Boss visits Fort Resolution

Edjericon again addressed Green less than an hour later, using the legislature’s question period to paint a picture of leaders “more interested in doing damage control in the media” than fixing the territory’s healthcare system.

Green said she had recently visited six NWT communities of varying sizes and was “certainly interested in hearing” the ideas of residents who see “room for improvement.”

“What we want is the best possible health outcomes, whether they live in a small community or Yellowknife. That is something we are very focused on as a department,” she said.

Green said the chief executive of the NWT health authority’s Yellowknife region – which includes Fort Resolution – had twice visited Fort Resolution in May “and has opened channels of communication with the leadership there to work on the specific issues people have raised.”
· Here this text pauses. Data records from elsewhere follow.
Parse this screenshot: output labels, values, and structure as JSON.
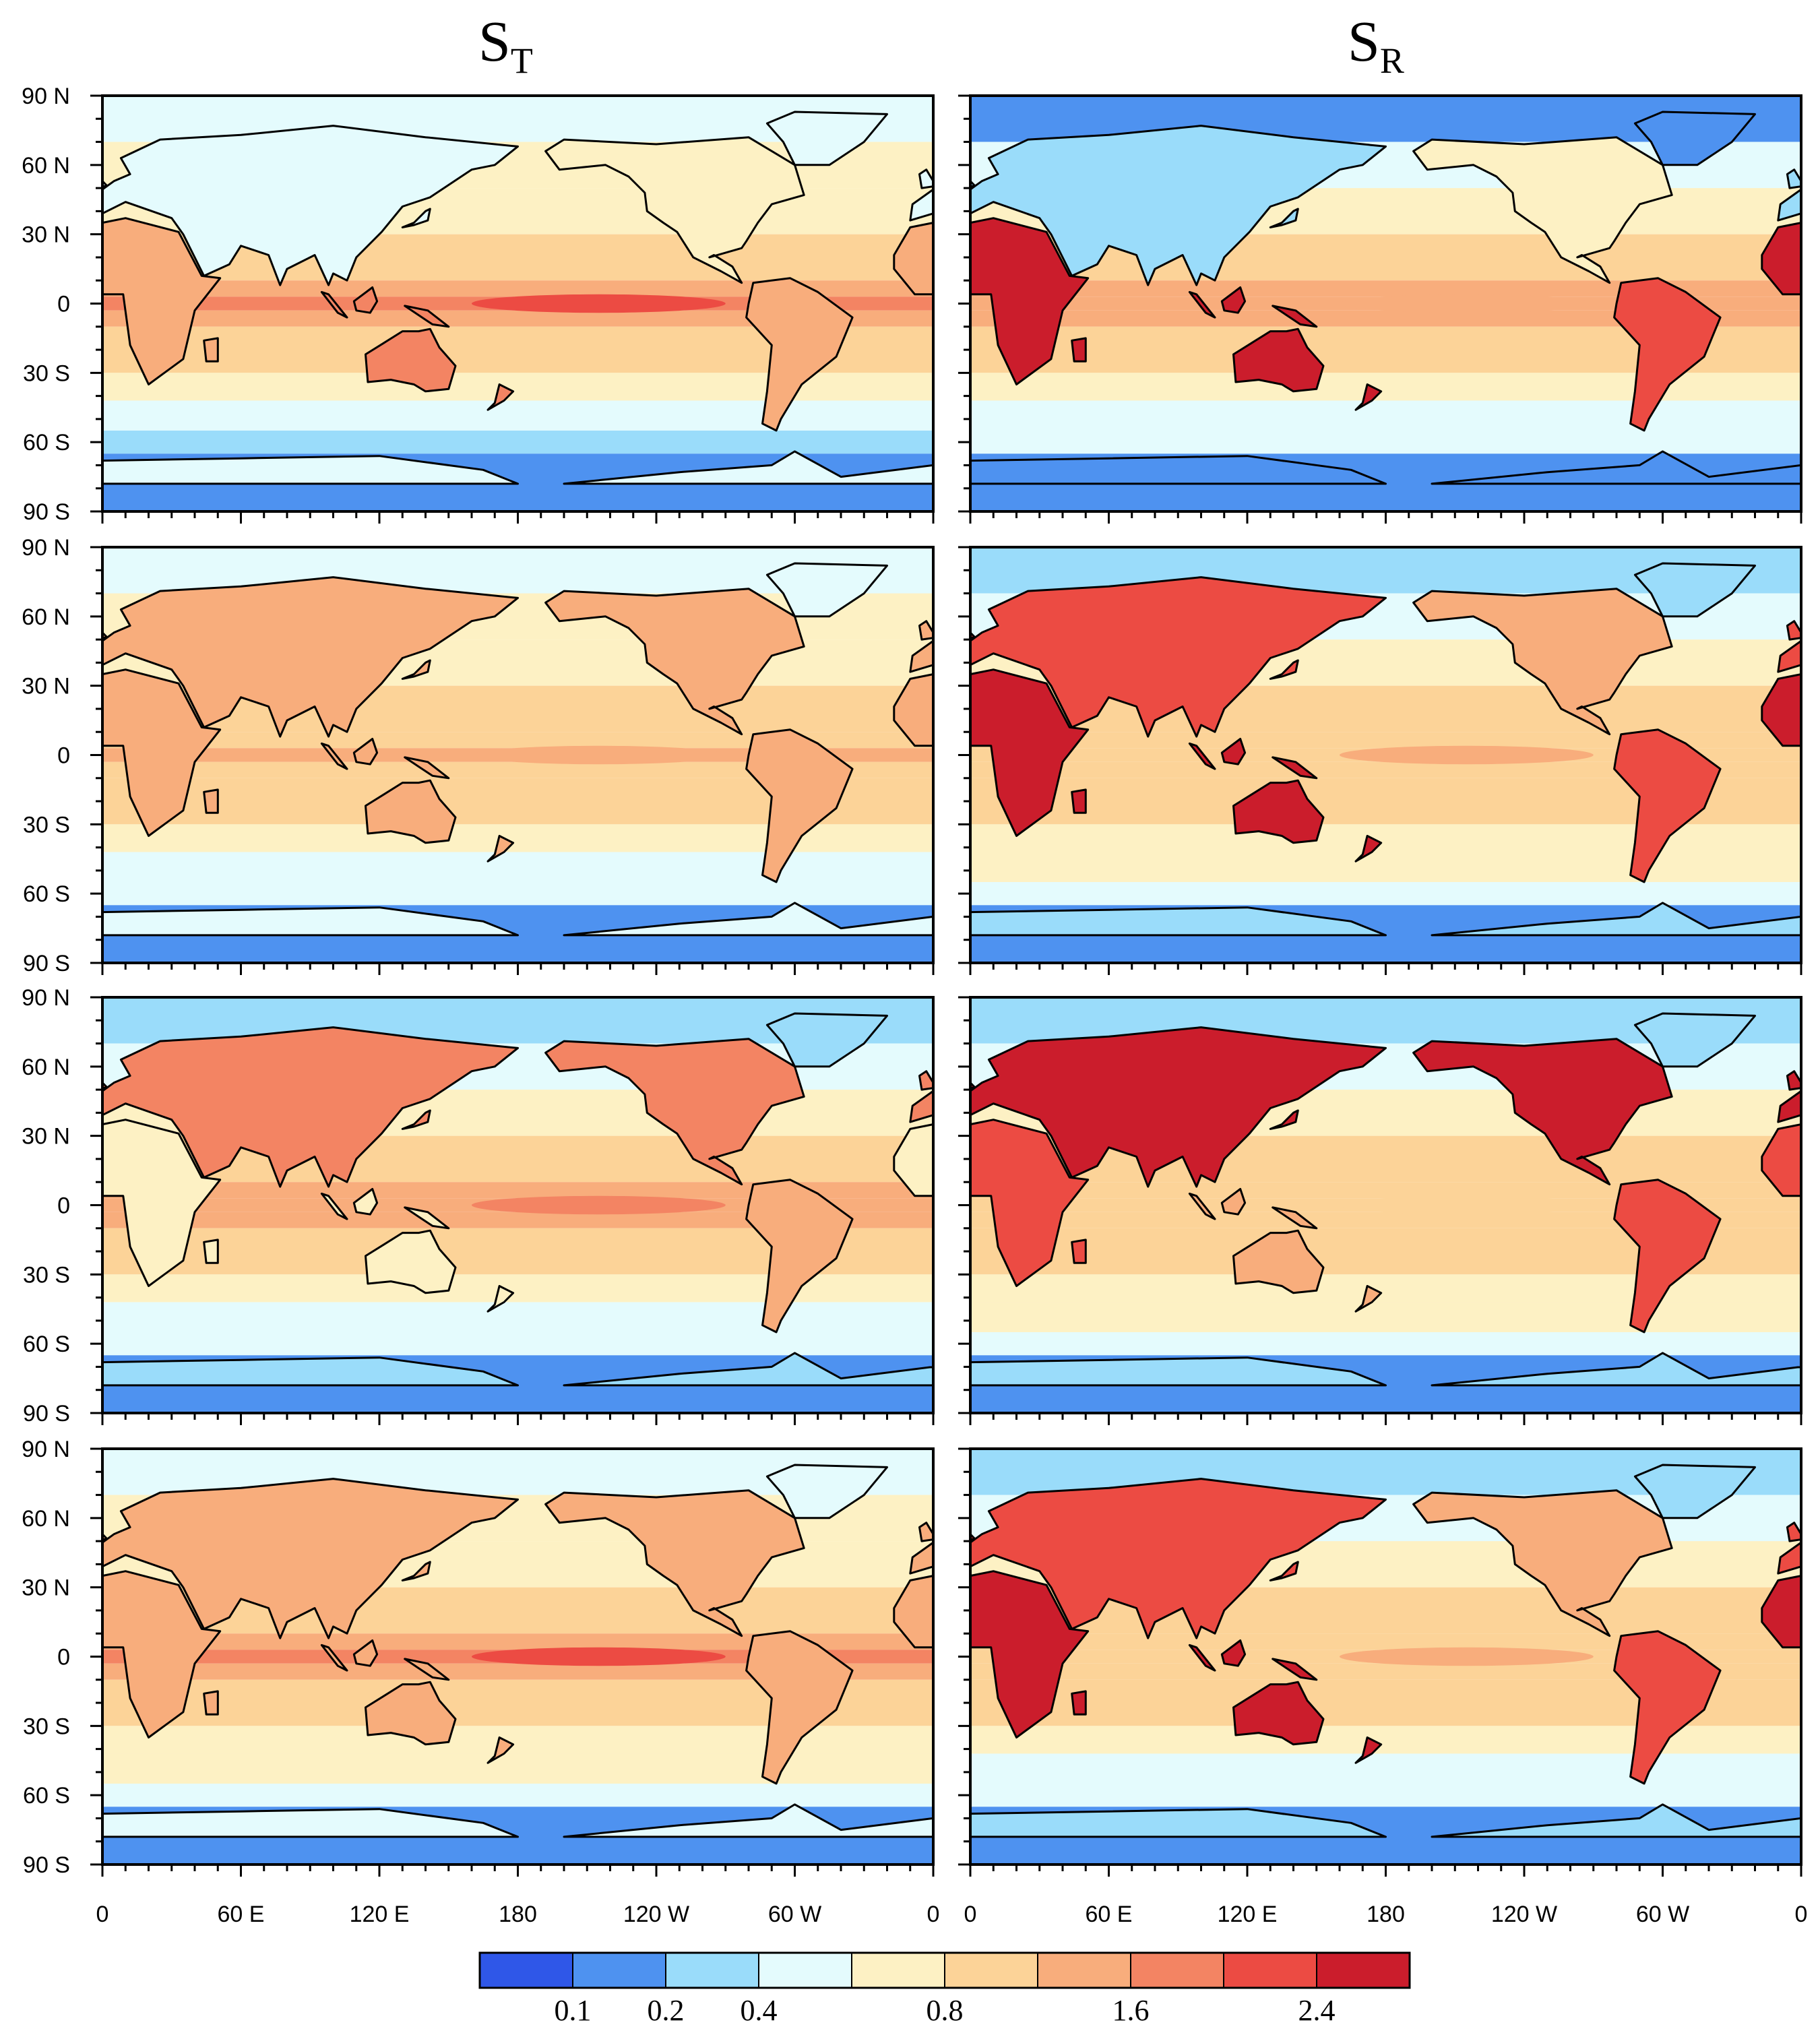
{
  "titles": {
    "left": {
      "main": "S",
      "sub": "T"
    },
    "right": {
      "main": "S",
      "sub": "R"
    }
  },
  "lat_ticks": [
    "90 N",
    "60 N",
    "30 N",
    "0",
    "30 S",
    "60 S",
    "90 S"
  ],
  "lon_ticks": [
    "0",
    "60 E",
    "120 E",
    "180",
    "120 W",
    "60 W",
    "0"
  ],
  "colorbar": {
    "colors": [
      "#2f57e8",
      "#4e92f0",
      "#9adcfa",
      "#e4fbfd",
      "#fdf1c4",
      "#fcd398",
      "#f8ad7c",
      "#f38463",
      "#ec4b43",
      "#cb1d2c"
    ],
    "labels": [
      {
        "text": "0.1",
        "boundary": 1
      },
      {
        "text": "0.2",
        "boundary": 2
      },
      {
        "text": "0.4",
        "boundary": 3
      },
      {
        "text": "0.8",
        "boundary": 5
      },
      {
        "text": "1.6",
        "boundary": 7
      },
      {
        "text": "2.4",
        "boundary": 9
      }
    ]
  },
  "panels": [
    {
      "row": 1,
      "col": "left",
      "variable": "S_T",
      "eq_band": 1.4,
      "africa": 0.9,
      "australia": 1.4,
      "south_america": 0.9,
      "eurasia": 0.3,
      "north_america": 0.5,
      "southern_ocean": 0.15,
      "arctic": 0.2
    },
    {
      "row": 1,
      "col": "right",
      "variable": "S_R",
      "eq_band": 0.9,
      "africa": 2.3,
      "australia": 2.5,
      "south_america": 1.9,
      "eurasia": 0.1,
      "north_america": 0.4,
      "southern_ocean": 0.2,
      "arctic": 0.05
    },
    {
      "row": 2,
      "col": "left",
      "variable": "S_T",
      "eq_band": 0.8,
      "africa": 1.0,
      "australia": 0.9,
      "south_america": 1.0,
      "eurasia": 0.9,
      "north_america": 0.9,
      "southern_ocean": 0.2,
      "arctic": 0.2
    },
    {
      "row": 2,
      "col": "right",
      "variable": "S_R",
      "eq_band": 0.7,
      "africa": 2.2,
      "australia": 2.3,
      "south_america": 1.6,
      "eurasia": 1.8,
      "north_america": 0.9,
      "southern_ocean": 0.3,
      "arctic": 0.1
    },
    {
      "row": 3,
      "col": "left",
      "variable": "S_T",
      "eq_band": 1.0,
      "africa": 0.4,
      "australia": 0.4,
      "south_america": 0.9,
      "eurasia": 1.5,
      "north_america": 1.4,
      "southern_ocean": 0.25,
      "arctic": 0.1
    },
    {
      "row": 3,
      "col": "right",
      "variable": "S_R",
      "eq_band": 0.6,
      "africa": 1.9,
      "australia": 1.0,
      "south_america": 1.8,
      "eurasia": 2.0,
      "north_america": 2.2,
      "southern_ocean": 0.3,
      "arctic": 0.1
    },
    {
      "row": 4,
      "col": "left",
      "variable": "S_T",
      "eq_band": 1.3,
      "africa": 0.8,
      "australia": 0.9,
      "south_america": 0.9,
      "eurasia": 0.8,
      "north_america": 0.8,
      "southern_ocean": 0.3,
      "arctic": 0.2
    },
    {
      "row": 4,
      "col": "right",
      "variable": "S_R",
      "eq_band": 0.7,
      "africa": 2.2,
      "australia": 2.2,
      "south_america": 1.9,
      "eurasia": 1.6,
      "north_america": 1.0,
      "southern_ocean": 0.2,
      "arctic": 0.1
    }
  ]
}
A shortage of nurses in Fort Resolution means the community often operates with two workers instead of three, Green said, urging residents to use the territory’s complaints process if they are “afraid or unsure about advocating for themselves in the moment.”

The disagreement between Green and Edjericon has echoes of the ongoing, years-long falling-out between Green and Great Slave MLA Katrina Nokleby, whose exchanges in the legislature are seldom cordial.

Edjericon’s predecessor, Steve Norn, was removed from the legislature in part because other MLAs accused him of “toxic behaviour” toward colleagues. Jackson Lafferty, the former Monfwi MLA, was ordered out of the legislature when he refused to apologize for calling Premier Caroline Cochrane of misleading MLAs and breaking the law.